Technology correspondent, BBC News
Dungeons and Dragons (D&D) is the mother of all role-playing games.
Before World of Warcraft, Everquest, Meridian 59, Zork and pretty much every other multi-user dungeon or text adventure was D&D.
Since its publication in 1974 by Gary Gygax and Dave Arneson, D&D has been relentlessly old-school and most of those that play it do so with paper, pencil and polyhedral dice.
But this year Wizards of the Coast, D&D's current owner, is adding electronic elements to the game to prepare it for an age in which most fantasy gamers play via computer if they play at all.
"If we want to recruit the next generation of gamers we have to be online, that's clearly the platform where people have chosen to play," said Randy Buehler, vice-president of digital gaming at Wizards of the Coast.
While many computer games such as Baldur's Gate and Neverwinter Nights have appeared before that use a D&D setting and revolve around its rules none, said Mr Buehler, have captured what is special about the game.
As in many fantasy-based computer games, D&D is all about picking a role for a character to play, be that warrior, wizard or thief, and then sending that character on an adventure.
The crucial difference is that in D&D you do not thrust that character into a dungeon overseen by a computer - instead the overseer is another person. In D&D parlance they are known as a Dungeon Master (DM).
The DM is the kind or cruel god who controls the monsters found in the dungeon, plays every character you meet on the way to the lost tombs and makes the whole experience a frustration and a delight.

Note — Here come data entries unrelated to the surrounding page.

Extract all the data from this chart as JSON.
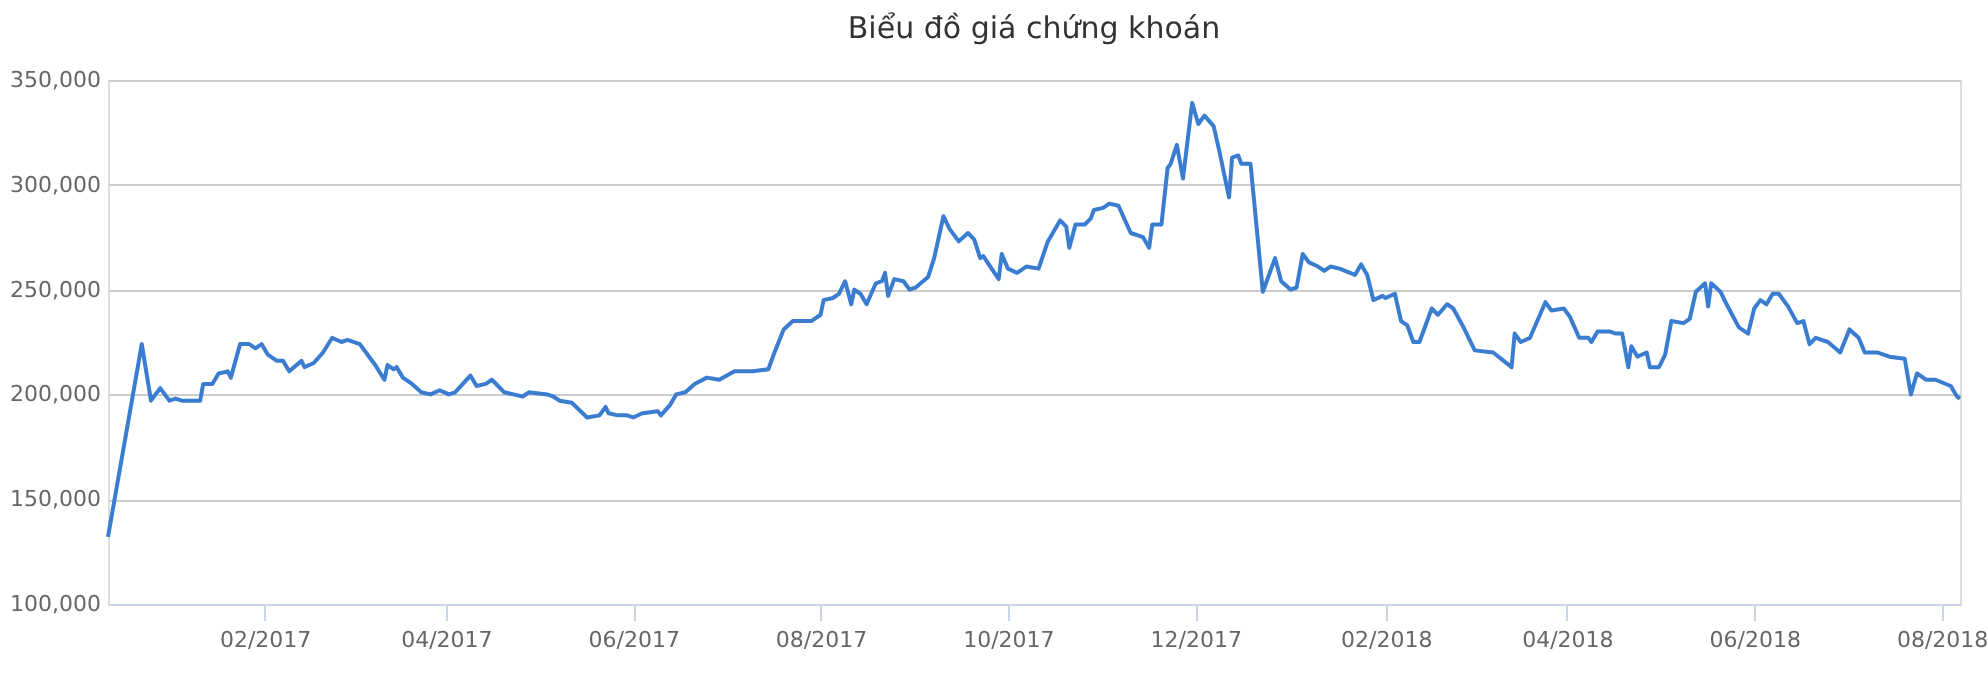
{
  "chart_data": {
    "type": "line",
    "title": "Biểu đồ giá chứng khoán",
    "x": [
      "2016-12-12",
      "2016-12-23",
      "2016-12-26",
      "2016-12-29",
      "2017-01-01",
      "2017-01-03",
      "2017-01-05",
      "2017-01-11",
      "2017-01-12",
      "2017-01-15",
      "2017-01-17",
      "2017-01-20",
      "2017-01-21",
      "2017-01-24",
      "2017-01-27",
      "2017-01-29",
      "2017-01-31",
      "2017-02-02",
      "2017-02-05",
      "2017-02-07",
      "2017-02-09",
      "2017-02-13",
      "2017-02-14",
      "2017-02-17",
      "2017-02-20",
      "2017-02-23",
      "2017-02-26",
      "2017-02-28",
      "2017-03-04",
      "2017-03-06",
      "2017-03-09",
      "2017-03-12",
      "2017-03-13",
      "2017-03-15",
      "2017-03-16",
      "2017-03-18",
      "2017-03-21",
      "2017-03-24",
      "2017-03-27",
      "2017-03-30",
      "2017-04-02",
      "2017-04-04",
      "2017-04-09",
      "2017-04-11",
      "2017-04-14",
      "2017-04-16",
      "2017-04-18",
      "2017-04-20",
      "2017-04-23",
      "2017-04-26",
      "2017-04-28",
      "2017-05-04",
      "2017-05-06",
      "2017-05-08",
      "2017-05-12",
      "2017-05-17",
      "2017-05-21",
      "2017-05-23",
      "2017-05-24",
      "2017-05-27",
      "2017-05-30",
      "2017-06-01",
      "2017-06-04",
      "2017-06-09",
      "2017-06-10",
      "2017-06-13",
      "2017-06-15",
      "2017-06-18",
      "2017-06-21",
      "2017-06-25",
      "2017-06-29",
      "2017-07-04",
      "2017-07-10",
      "2017-07-15",
      "2017-07-17",
      "2017-07-20",
      "2017-07-23",
      "2017-07-29",
      "2017-08-01",
      "2017-08-02",
      "2017-08-05",
      "2017-08-07",
      "2017-08-09",
      "2017-08-11",
      "2017-08-12",
      "2017-08-14",
      "2017-08-16",
      "2017-08-19",
      "2017-08-21",
      "2017-08-22",
      "2017-08-23",
      "2017-08-25",
      "2017-08-28",
      "2017-08-30",
      "2017-09-01",
      "2017-09-05",
      "2017-09-07",
      "2017-09-10",
      "2017-09-12",
      "2017-09-15",
      "2017-09-18",
      "2017-09-20",
      "2017-09-22",
      "2017-09-23",
      "2017-09-28",
      "2017-09-29",
      "2017-10-01",
      "2017-10-04",
      "2017-10-07",
      "2017-10-11",
      "2017-10-14",
      "2017-10-18",
      "2017-10-20",
      "2017-10-21",
      "2017-10-23",
      "2017-10-26",
      "2017-10-28",
      "2017-10-29",
      "2017-11-01",
      "2017-11-03",
      "2017-11-06",
      "2017-11-10",
      "2017-11-14",
      "2017-11-16",
      "2017-11-17",
      "2017-11-20",
      "2017-11-22",
      "2017-11-23",
      "2017-11-25",
      "2017-11-27",
      "2017-11-30",
      "2017-12-02",
      "2017-12-04",
      "2017-12-07",
      "2017-12-09",
      "2017-12-12",
      "2017-12-13",
      "2017-12-15",
      "2017-12-16",
      "2017-12-19",
      "2017-12-23",
      "2017-12-27",
      "2017-12-29",
      "2018-01-01",
      "2018-01-03",
      "2018-01-05",
      "2018-01-07",
      "2018-01-10",
      "2018-01-12",
      "2018-01-14",
      "2018-01-17",
      "2018-01-22",
      "2018-01-24",
      "2018-01-26",
      "2018-01-28",
      "2018-01-31",
      "2018-02-01",
      "2018-02-04",
      "2018-02-06",
      "2018-02-08",
      "2018-02-10",
      "2018-02-12",
      "2018-02-14",
      "2018-02-16",
      "2018-02-18",
      "2018-02-21",
      "2018-02-23",
      "2018-02-26",
      "2018-03-02",
      "2018-03-08",
      "2018-03-14",
      "2018-03-15",
      "2018-03-17",
      "2018-03-20",
      "2018-03-25",
      "2018-03-27",
      "2018-03-31",
      "2018-04-02",
      "2018-04-05",
      "2018-04-08",
      "2018-04-09",
      "2018-04-11",
      "2018-04-15",
      "2018-04-17",
      "2018-04-19",
      "2018-04-21",
      "2018-04-22",
      "2018-04-24",
      "2018-04-27",
      "2018-04-28",
      "2018-05-01",
      "2018-05-03",
      "2018-05-05",
      "2018-05-09",
      "2018-05-11",
      "2018-05-13",
      "2018-05-16",
      "2018-05-17",
      "2018-05-18",
      "2018-05-21",
      "2018-05-23",
      "2018-05-27",
      "2018-05-30",
      "2018-06-01",
      "2018-06-03",
      "2018-06-05",
      "2018-06-07",
      "2018-06-09",
      "2018-06-12",
      "2018-06-15",
      "2018-06-17",
      "2018-06-19",
      "2018-06-21",
      "2018-06-25",
      "2018-06-29",
      "2018-07-02",
      "2018-07-05",
      "2018-07-07",
      "2018-07-11",
      "2018-07-15",
      "2018-07-20",
      "2018-07-22",
      "2018-07-24",
      "2018-07-27",
      "2018-07-30",
      "2018-08-04",
      "2018-08-06",
      "2018-08-07"
    ],
    "series": [
      {
        "color": "#3a7dd0",
        "values": [
          132000,
          224000,
          197000,
          203000,
          197000,
          198000,
          197000,
          197000,
          205000,
          205000,
          210000,
          211000,
          208000,
          224000,
          224000,
          222000,
          224000,
          219000,
          216000,
          216000,
          211000,
          216000,
          213000,
          215000,
          220000,
          227000,
          225000,
          226000,
          224000,
          220000,
          214000,
          207000,
          214000,
          212000,
          213000,
          208000,
          205000,
          201000,
          200000,
          202000,
          200000,
          201000,
          209000,
          204000,
          205000,
          207000,
          204000,
          201000,
          200000,
          199000,
          201000,
          200000,
          199000,
          197000,
          196000,
          189000,
          190000,
          194000,
          191000,
          190000,
          190000,
          189000,
          191000,
          192000,
          190000,
          195000,
          200000,
          201000,
          205000,
          208000,
          207000,
          211000,
          211000,
          212000,
          220000,
          231000,
          235000,
          235000,
          238000,
          245000,
          246000,
          248000,
          254000,
          243000,
          250000,
          248000,
          243000,
          253000,
          254000,
          258000,
          247000,
          255000,
          254000,
          250000,
          251000,
          256000,
          265000,
          285000,
          279000,
          273000,
          277000,
          274000,
          265000,
          266000,
          255000,
          267000,
          260000,
          258000,
          261000,
          260000,
          273000,
          283000,
          280000,
          270000,
          281000,
          281000,
          284000,
          288000,
          289000,
          291000,
          290000,
          277000,
          275000,
          270000,
          281000,
          281000,
          308000,
          310000,
          319000,
          303000,
          339000,
          329000,
          333000,
          328000,
          315000,
          294000,
          313000,
          314000,
          310000,
          310000,
          249000,
          265000,
          254000,
          250000,
          251000,
          267000,
          263000,
          261000,
          259000,
          261000,
          260000,
          257000,
          262000,
          257000,
          245000,
          247000,
          246000,
          248000,
          235000,
          233000,
          225000,
          225000,
          233000,
          241000,
          238000,
          243000,
          241000,
          233000,
          221000,
          220000,
          213000,
          229000,
          225000,
          227000,
          244000,
          240000,
          241000,
          237000,
          227000,
          227000,
          225000,
          230000,
          230000,
          229000,
          229000,
          213000,
          223000,
          218000,
          220000,
          213000,
          213000,
          219000,
          235000,
          234000,
          236000,
          249000,
          253000,
          242000,
          253000,
          249000,
          243000,
          232000,
          229000,
          241000,
          245000,
          243000,
          248000,
          248000,
          242000,
          234000,
          235000,
          224000,
          227000,
          225000,
          220000,
          231000,
          227000,
          220000,
          220000,
          218000,
          217000,
          200000,
          210000,
          207000,
          207000,
          204000,
          199000,
          198000
        ]
      }
    ],
    "xlim": [
      "2016-12-12",
      "2018-08-07"
    ],
    "xticks": [
      {
        "value": "2017-02-01",
        "label": "02/2017"
      },
      {
        "value": "2017-04-01",
        "label": "04/2017"
      },
      {
        "value": "2017-06-01",
        "label": "06/2017"
      },
      {
        "value": "2017-08-01",
        "label": "08/2017"
      },
      {
        "value": "2017-10-01",
        "label": "10/2017"
      },
      {
        "value": "2017-12-01",
        "label": "12/2017"
      },
      {
        "value": "2018-02-01",
        "label": "02/2018"
      },
      {
        "value": "2018-04-01",
        "label": "04/2018"
      },
      {
        "value": "2018-06-01",
        "label": "06/2018"
      },
      {
        "value": "2018-08-01",
        "label": "08/2018"
      }
    ],
    "ylim": [
      100000,
      350000
    ],
    "yticks": [
      {
        "value": 100000,
        "label": "100,000"
      },
      {
        "value": 150000,
        "label": "150,000"
      },
      {
        "value": 200000,
        "label": "200,000"
      },
      {
        "value": 250000,
        "label": "250,000"
      },
      {
        "value": 300000,
        "label": "300,000"
      },
      {
        "value": 350000,
        "label": "350,000"
      }
    ],
    "grid": "y"
  }
}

"Without that human element you are limited to what's been programmed in by the designer," said Mr Buehler.
"What's missing is the imagination and improvisation. If we can capture that we win."
The electronic extras for D&D are collectively known as D&D Insider and give players a variety of digital tools to aid and abet that formerly paper-based play.
"The idea is that you can play it as 100% table-top experience, or 100% electronic or somewhere in between," said Mr Buehler.
The most ambitious part of D&D Insider is the game table - a virtual space where players can join and in which they can play out an adventure overseen by a human DM.
Other elements include online character generators that take novices and veterans through the bewildering array of choices that confront anyone creating a D&D character and taking it on several different adventures.
Also available is a character visualiser, access to all the D&D rulebooks ever printed and a few online tools to help get characters going.
But, said Charles Ryan, a veteran D&D player and spokesman for games firm Esdevium, there's no guarantee that E-D&D will catch on.
While putting lots of reference works in one place and producing tools to help people generate characters would undoubtedly be welcome, will that drive people to play D&D online?
"It's an open question," said Mr Ryan. "With the older-style guys, it's going to vary."
Despite this, said Mr Ryan, there was real appeal in having a virtual space around which D&D players who would not otherwise meet could gather.
"The older you get, it gets harder to get that group together," he said. "You are looking at your diaries to see if you can play, if you can get babysitters and so on."
"I can go back and play D&D now and play just an hour a night," he said.
For some regular D&D players the chance to go online and play is not so tempting.
"It's like watching a concert on TV; you just do not get the atmosphere," said Alexander Simkin, organiser of the D&D group on the Meetup website.
"I've been to the Last Night of the Proms and seen it on telly and it's a completely different experience," he said.
"I think you can simulate some aspects by playing it online but I don't think you can capture all of it," he added.
His comments were echoed by Mark Brown, a player who only took up D&D in October 2007 and is keen convert to playing it face-to-face.
"I think it's much better to get together with a group of friends and use your imagination," Mr Brown said. "When you do it on a computer you don't have that."
But, he said, he could understand Wizards of the Coast's strategy of launching it to tempt youngsters who were more familiar with World of Warcraft.
Also, he added, it could prove useful for those who cannot find a D&D group nearby.
"If you cannot play it any other way, if there's an online version that could really help," he said.